B. Değerlendirme ve Gerekçe

Dava, kadastro öncesi nedene dayalı tapu iptali ve tescil istemine ilişkindir.

Bölge adliye mahkemelerinin nihai kararlarının bozulması 6100 sayılı Kanun'un 371. maddesinde yer alan sebeplerden birinin varlığı hâlinde mümkündür.

Kadastro sonucu; Karabük ili, ... ilçesi, İmanlar köyünde bulunan ... ada 4 parsel sayılı 2.638,69 metrekare yüz ölçümündeki taşınmaz irsen intikal, taksim ve kazandırıcı zamanaşımı zilyetliği nedeniyle davalı ... adına tespit edilmiş, askı ilan süresi içinde dava açılmadığından tutanak 22.06.2010 tarihinde kesinleşerek tespit maliki adına tapuya tescil edilmiştir. Davacı ... taşınmazın babalarından miras kaldığı ve paylaşılmadığı iddiası ile taşınmazın 1/2 payının iptali ve adına tescili istemi ile 18.06.2020 tarihinde dava açmıştır.

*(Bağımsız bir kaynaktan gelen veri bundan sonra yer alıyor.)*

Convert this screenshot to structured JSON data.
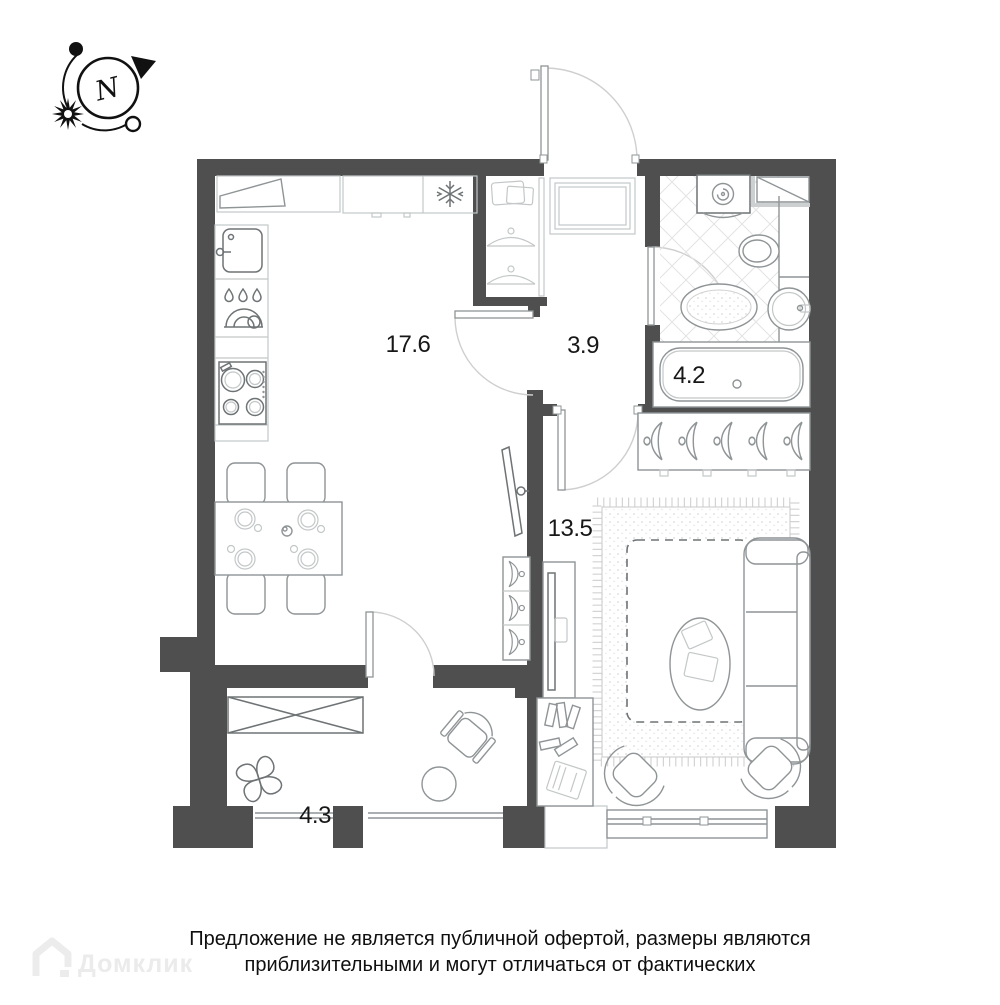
{
  "plan": {
    "compass": {
      "north_label": "N"
    },
    "rooms": [
      {
        "id": "kitchen-living",
        "area": "17.6"
      },
      {
        "id": "hall",
        "area": "3.9"
      },
      {
        "id": "bathroom",
        "area": "4.2"
      },
      {
        "id": "bedroom",
        "area": "13.5"
      },
      {
        "id": "balcony",
        "area": "4.3"
      }
    ],
    "colors": {
      "wall": "#4f4f4f",
      "furniture_line": "#8f9496",
      "light_line": "#c3c7c8",
      "door_arc": "#cfcfcf",
      "tile_line": "#e3e3e3",
      "text": "#171717",
      "watermark": "#ebebeb"
    }
  },
  "footer": {
    "watermark": "Домклик",
    "disclaimer_line1": "Предложение не является публичной офертой, размеры являются",
    "disclaimer_line2": "приблизительными и могут отличаться от фактических"
  }
}
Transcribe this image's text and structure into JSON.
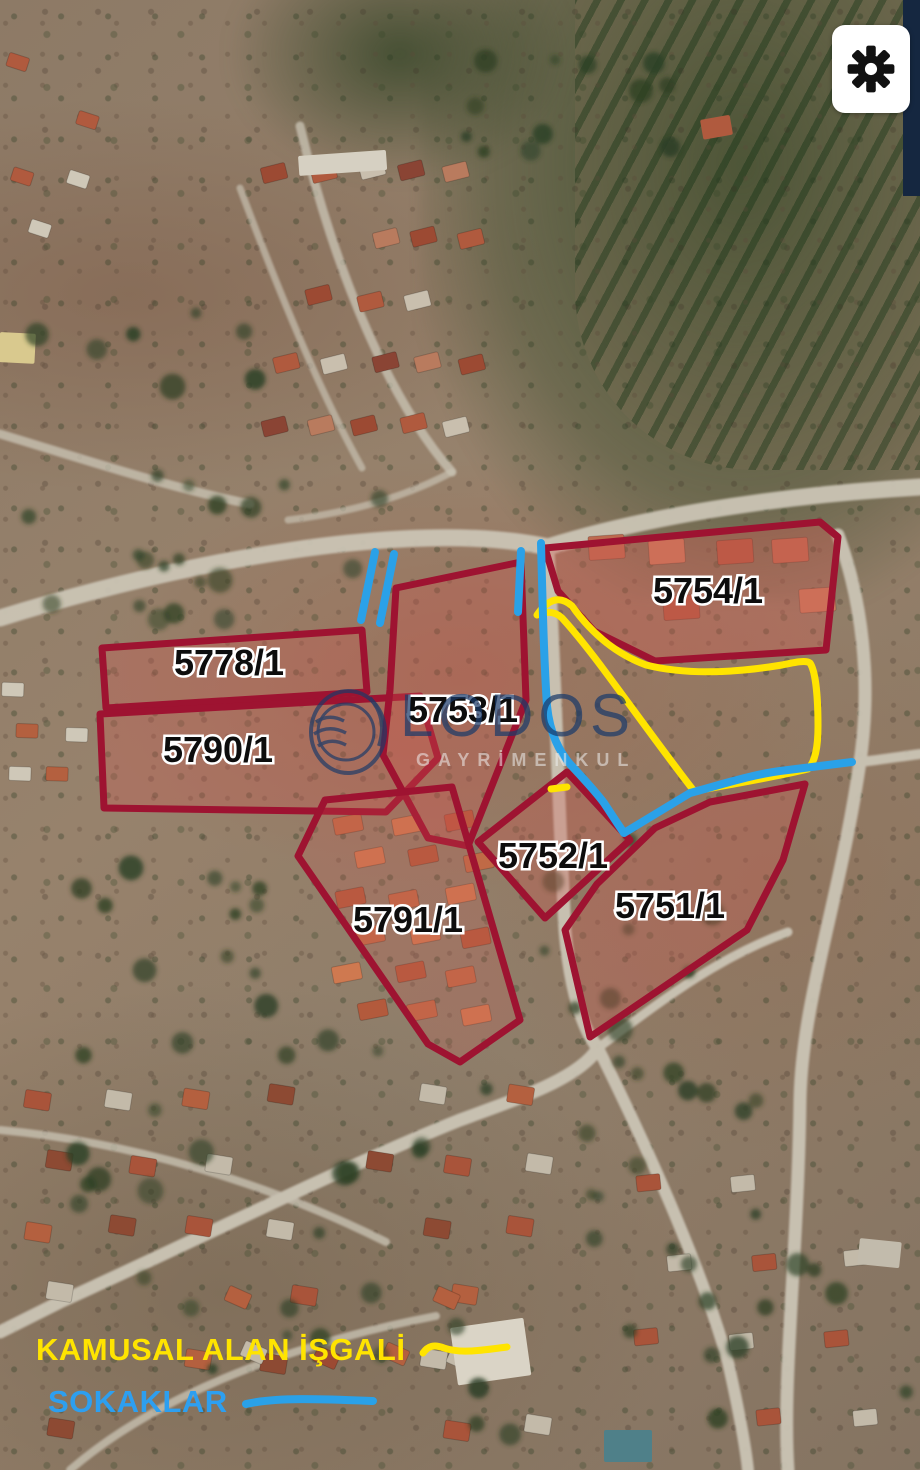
{
  "map": {
    "kind": "satellite cadastral overlay",
    "parcels": [
      {
        "id": "5754/1"
      },
      {
        "id": "5778/1"
      },
      {
        "id": "5790/1"
      },
      {
        "id": "5753/1"
      },
      {
        "id": "5752/1"
      },
      {
        "id": "5751/1"
      },
      {
        "id": "5791/1"
      }
    ]
  },
  "legend": [
    {
      "label": "KAMUSAL ALAN İŞGALİ",
      "color": "#FFE400"
    },
    {
      "label": "SOKAKLAR",
      "color": "#2D9FF0"
    }
  ],
  "watermark": {
    "name": "LODOS",
    "subtitle": "GAYRİMENKUL"
  },
  "toolbar": {
    "settings_icon": "gear"
  },
  "colors": {
    "parcel_outline": "#9E1331",
    "parcel_fill": "rgba(210,85,80,0.30)",
    "public_area_line": "#FFE400",
    "street_line": "#2AA1E8",
    "panel": "#FFFFFF",
    "gear": "#111111",
    "edge_strip": "#152740"
  }
}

Temyizen incelenen karar, tarafların karşılıklı iddia ve savunmalarına, dayandıkları belgelere, uyuşmazlığa uygulanması gereken hukuk kuralları ile hukuki ilişkinin nitelendirilmesine, dava şartlarına, yargılama ve ispat kuralları ile kararda belirtilen gerekçelere göre usul ve kanuna uygun olup davacı vekili tarafından temyiz dilekçesinde ileri sürülen nedenler kararın bozulmasını gerektirecek nitelikte görülmemiştir.

VI. KARAR

Açıklanan sebeplerle;

Davacı vekilinin temyiz itirazlarının reddi ile temyiz olunan Bölge Adliye Mahkemesi kararının 6100 sayılı Kanun’un 370. maddesinin birinci fıkrası uyarınca ONANMASINA,

Aşağıda yazılı 345,55 TL bakiye onama harcının temyiz eden davacıdan alınmasına,

Dosyanın İlk Derece Mahkemesine, kararın bir örneğinin Bölge Adliye Mahkemesine gönderilmesine,

15.05.2025 tarihinde kesin olmak üzere oy birliği ile karar verildi.